THE PENTAGON — The Navy Department will soon create a new office led by a special assistant to the secretary who will have sweeping authority to integrate and manage the critical areas of information management and security, aided by four deputies responsible for buying the right technology, determining strategies to better handle digital information and data and to enforce greater cybersecurity within the naval services and industrial suppliers.
The new special assistant, who also will be the department’s chief information officer, and the deputies are being recruited from experts in the private sector and should be named in the near future, Navy Undersecretary Thomas Modly said on Friday.
“This will be an E-Ring office, because it’s important to indicate the importance” of the position, Modly said, referring to the Pentagon’s outer ring, or hallway, where the secretary of defense, and the service leaders are located.
Creation of the new office resulted from an independent review Navy Secretary Richard V. Spencer ordered last year after some significant cybersecurity breaches in the Navy’s industrial base, Modly told reporters at the Pentagon. That review “pretty forcefully recommended we should organize differently to address this particular threat.”
After Congress rejected the Navy’s proposal to transform one of its four assistant secretaries into the information czar, they shifted the proposal to create the special assistant and “to realign some of the authorities within the department to elevate this particular individual in the internal order of precedence to just below the secretary, to eliminate any confusion about who has the authority to do this job,” Modly said. The special assistant and chief information office will have four directors: a chief technology officer, a chief data officer, a chief digital strategy officer and chief information security, or cybersecurity, officer, he said.

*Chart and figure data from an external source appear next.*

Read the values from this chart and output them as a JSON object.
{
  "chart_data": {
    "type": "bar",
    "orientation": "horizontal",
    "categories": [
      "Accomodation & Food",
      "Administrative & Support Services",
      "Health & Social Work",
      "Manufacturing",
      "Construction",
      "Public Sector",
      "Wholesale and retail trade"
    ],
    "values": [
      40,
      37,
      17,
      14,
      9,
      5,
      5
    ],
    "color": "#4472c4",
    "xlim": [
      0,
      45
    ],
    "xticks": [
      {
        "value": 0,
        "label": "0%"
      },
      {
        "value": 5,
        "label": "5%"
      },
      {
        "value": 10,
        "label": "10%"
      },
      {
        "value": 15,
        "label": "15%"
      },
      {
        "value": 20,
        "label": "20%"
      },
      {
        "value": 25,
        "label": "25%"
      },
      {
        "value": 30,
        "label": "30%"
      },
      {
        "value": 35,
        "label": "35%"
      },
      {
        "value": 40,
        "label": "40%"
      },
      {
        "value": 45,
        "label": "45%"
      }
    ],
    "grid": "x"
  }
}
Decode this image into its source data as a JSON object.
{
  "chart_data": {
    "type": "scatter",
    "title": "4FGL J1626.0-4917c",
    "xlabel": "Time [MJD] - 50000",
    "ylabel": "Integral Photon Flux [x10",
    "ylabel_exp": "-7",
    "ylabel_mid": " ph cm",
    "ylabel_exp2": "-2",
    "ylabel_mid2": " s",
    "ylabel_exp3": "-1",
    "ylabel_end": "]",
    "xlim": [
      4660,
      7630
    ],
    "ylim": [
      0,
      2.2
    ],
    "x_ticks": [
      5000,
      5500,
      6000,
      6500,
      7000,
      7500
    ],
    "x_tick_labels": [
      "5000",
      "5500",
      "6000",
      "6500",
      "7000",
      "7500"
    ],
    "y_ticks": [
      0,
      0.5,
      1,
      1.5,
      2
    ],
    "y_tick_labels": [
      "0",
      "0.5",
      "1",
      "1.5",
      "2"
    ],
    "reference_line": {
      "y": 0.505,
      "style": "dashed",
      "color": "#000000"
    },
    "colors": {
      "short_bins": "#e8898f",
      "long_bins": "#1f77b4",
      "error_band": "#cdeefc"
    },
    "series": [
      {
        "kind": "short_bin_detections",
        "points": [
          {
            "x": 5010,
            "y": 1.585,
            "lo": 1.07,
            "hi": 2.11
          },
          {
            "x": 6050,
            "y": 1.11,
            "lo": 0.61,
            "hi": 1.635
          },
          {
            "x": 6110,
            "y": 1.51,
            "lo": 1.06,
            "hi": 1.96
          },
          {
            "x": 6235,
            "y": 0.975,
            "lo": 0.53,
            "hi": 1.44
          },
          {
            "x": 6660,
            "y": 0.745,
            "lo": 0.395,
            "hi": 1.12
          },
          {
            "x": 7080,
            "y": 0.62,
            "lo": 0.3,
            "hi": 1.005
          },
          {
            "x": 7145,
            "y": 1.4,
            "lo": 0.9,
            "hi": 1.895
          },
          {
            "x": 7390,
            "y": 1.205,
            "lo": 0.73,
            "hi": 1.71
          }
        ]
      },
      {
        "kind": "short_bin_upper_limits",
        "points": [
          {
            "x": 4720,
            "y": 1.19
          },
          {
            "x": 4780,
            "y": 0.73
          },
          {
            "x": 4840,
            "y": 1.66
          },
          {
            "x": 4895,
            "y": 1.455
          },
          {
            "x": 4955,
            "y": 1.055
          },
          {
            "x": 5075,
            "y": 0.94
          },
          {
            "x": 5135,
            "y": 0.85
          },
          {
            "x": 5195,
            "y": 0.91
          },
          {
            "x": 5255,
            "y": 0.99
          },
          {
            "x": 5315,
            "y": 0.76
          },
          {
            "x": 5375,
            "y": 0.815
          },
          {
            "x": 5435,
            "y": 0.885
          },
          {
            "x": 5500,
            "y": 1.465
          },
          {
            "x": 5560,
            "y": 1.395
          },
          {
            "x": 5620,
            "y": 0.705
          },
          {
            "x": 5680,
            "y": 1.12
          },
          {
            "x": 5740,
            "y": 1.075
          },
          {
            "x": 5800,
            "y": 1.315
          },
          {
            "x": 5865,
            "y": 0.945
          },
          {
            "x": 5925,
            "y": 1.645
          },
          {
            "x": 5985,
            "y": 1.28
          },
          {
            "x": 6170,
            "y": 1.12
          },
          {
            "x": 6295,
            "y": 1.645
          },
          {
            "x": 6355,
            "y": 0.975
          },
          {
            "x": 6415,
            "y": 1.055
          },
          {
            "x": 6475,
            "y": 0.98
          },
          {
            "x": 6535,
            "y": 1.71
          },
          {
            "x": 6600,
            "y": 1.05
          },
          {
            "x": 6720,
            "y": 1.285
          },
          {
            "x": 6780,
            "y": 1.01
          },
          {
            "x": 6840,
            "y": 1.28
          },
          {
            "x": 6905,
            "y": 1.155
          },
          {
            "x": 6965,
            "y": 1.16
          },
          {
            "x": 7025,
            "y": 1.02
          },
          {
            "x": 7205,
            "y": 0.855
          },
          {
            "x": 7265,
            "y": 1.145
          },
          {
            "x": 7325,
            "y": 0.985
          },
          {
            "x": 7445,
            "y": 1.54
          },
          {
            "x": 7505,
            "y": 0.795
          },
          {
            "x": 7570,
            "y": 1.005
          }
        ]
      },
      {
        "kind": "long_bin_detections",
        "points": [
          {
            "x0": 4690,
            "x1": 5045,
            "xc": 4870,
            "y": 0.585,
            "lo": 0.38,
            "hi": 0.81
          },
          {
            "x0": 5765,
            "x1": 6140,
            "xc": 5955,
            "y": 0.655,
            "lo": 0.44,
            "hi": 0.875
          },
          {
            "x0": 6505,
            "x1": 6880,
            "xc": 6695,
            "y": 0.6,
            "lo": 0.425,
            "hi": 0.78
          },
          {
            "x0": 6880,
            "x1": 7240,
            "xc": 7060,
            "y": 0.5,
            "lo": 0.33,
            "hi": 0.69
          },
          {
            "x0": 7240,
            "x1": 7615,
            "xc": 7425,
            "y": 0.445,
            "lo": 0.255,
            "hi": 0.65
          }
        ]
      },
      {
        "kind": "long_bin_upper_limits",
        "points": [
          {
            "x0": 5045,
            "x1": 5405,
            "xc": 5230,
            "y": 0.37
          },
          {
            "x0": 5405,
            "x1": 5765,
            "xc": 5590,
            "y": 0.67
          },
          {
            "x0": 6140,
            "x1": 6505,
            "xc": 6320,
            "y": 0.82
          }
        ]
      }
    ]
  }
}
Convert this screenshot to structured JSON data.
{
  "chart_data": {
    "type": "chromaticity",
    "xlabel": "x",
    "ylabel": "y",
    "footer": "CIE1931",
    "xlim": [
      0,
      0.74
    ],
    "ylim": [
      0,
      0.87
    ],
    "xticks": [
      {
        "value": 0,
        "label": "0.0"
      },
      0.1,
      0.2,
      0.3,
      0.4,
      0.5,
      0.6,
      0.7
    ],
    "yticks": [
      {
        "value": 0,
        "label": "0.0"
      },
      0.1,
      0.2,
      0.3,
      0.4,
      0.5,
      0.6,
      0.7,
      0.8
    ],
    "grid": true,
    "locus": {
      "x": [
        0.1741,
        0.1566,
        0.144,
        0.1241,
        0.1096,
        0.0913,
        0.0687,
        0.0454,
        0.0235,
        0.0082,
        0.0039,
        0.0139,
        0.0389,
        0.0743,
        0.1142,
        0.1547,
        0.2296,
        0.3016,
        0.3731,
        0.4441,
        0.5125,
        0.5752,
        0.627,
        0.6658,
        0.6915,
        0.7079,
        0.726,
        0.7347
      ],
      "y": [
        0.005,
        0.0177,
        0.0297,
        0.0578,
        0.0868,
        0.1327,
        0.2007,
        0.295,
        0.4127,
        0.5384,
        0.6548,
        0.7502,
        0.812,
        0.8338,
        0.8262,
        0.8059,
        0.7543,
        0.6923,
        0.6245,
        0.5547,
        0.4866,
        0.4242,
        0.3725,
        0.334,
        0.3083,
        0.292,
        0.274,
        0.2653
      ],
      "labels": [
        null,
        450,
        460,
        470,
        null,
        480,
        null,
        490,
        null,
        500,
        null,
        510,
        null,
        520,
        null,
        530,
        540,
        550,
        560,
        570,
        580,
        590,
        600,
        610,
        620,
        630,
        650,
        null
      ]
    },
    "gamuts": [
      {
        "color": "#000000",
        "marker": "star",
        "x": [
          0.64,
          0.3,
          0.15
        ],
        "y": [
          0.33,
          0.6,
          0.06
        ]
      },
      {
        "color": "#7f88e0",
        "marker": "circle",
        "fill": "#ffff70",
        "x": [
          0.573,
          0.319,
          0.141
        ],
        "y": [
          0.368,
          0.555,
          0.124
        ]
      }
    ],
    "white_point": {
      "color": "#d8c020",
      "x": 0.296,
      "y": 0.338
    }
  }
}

Modly noted that the department has assistant secretaries responsible for recruiting and training Navy and Marine Corps personnel, one directing research, development and acquisition, one overseeing the installations and energy, and a financial and budget manager. “What we don’t have at the senior level of the department is someone responsible for the assets we manage in the information environment,” he said.
The new special assistant also will have two deputies representing the services: Marine Lt. Gen. Lorretta Reynolds, the deputy commandant for information, and Vice Adm. Matthew Kohler, the N2/N6 on the Navy staff, both of whom will be “dual-hatted.” He said the special assistant would oversee the broad aspects of information warfare, but would not get into operations, he said.
Modly conceded that attracting experts from the private sector would be challenging because of the high salaries such people can draw from industry, but said the department has special compensation authority which could allow pay up to around $300,000. He said the total office would be small, with about 15 to 20 people.
In addition to the top priority of getting better integration and direction of all the department’s information technology assets, Modly said “one of the biggest challenges we have” is greatly enhancing the department’s cyber security. Most of the problems are not technical, but “things like cyber hygiene that are not well enforced across the department, causing a lot of these (security) breaches.”
Some of the greatest weakness are in the second and third-tier suppliers, “because it’s been shown that it’s very easy for hackers to get into our systems, our weapons programs,” through those firms. “So there is a cultural change that has to happen, also investments that have to be made.” Modly conceded that the department will have to assist those small firms and suggested the need to create a digital cloud to better protect their information and reduce their expenses.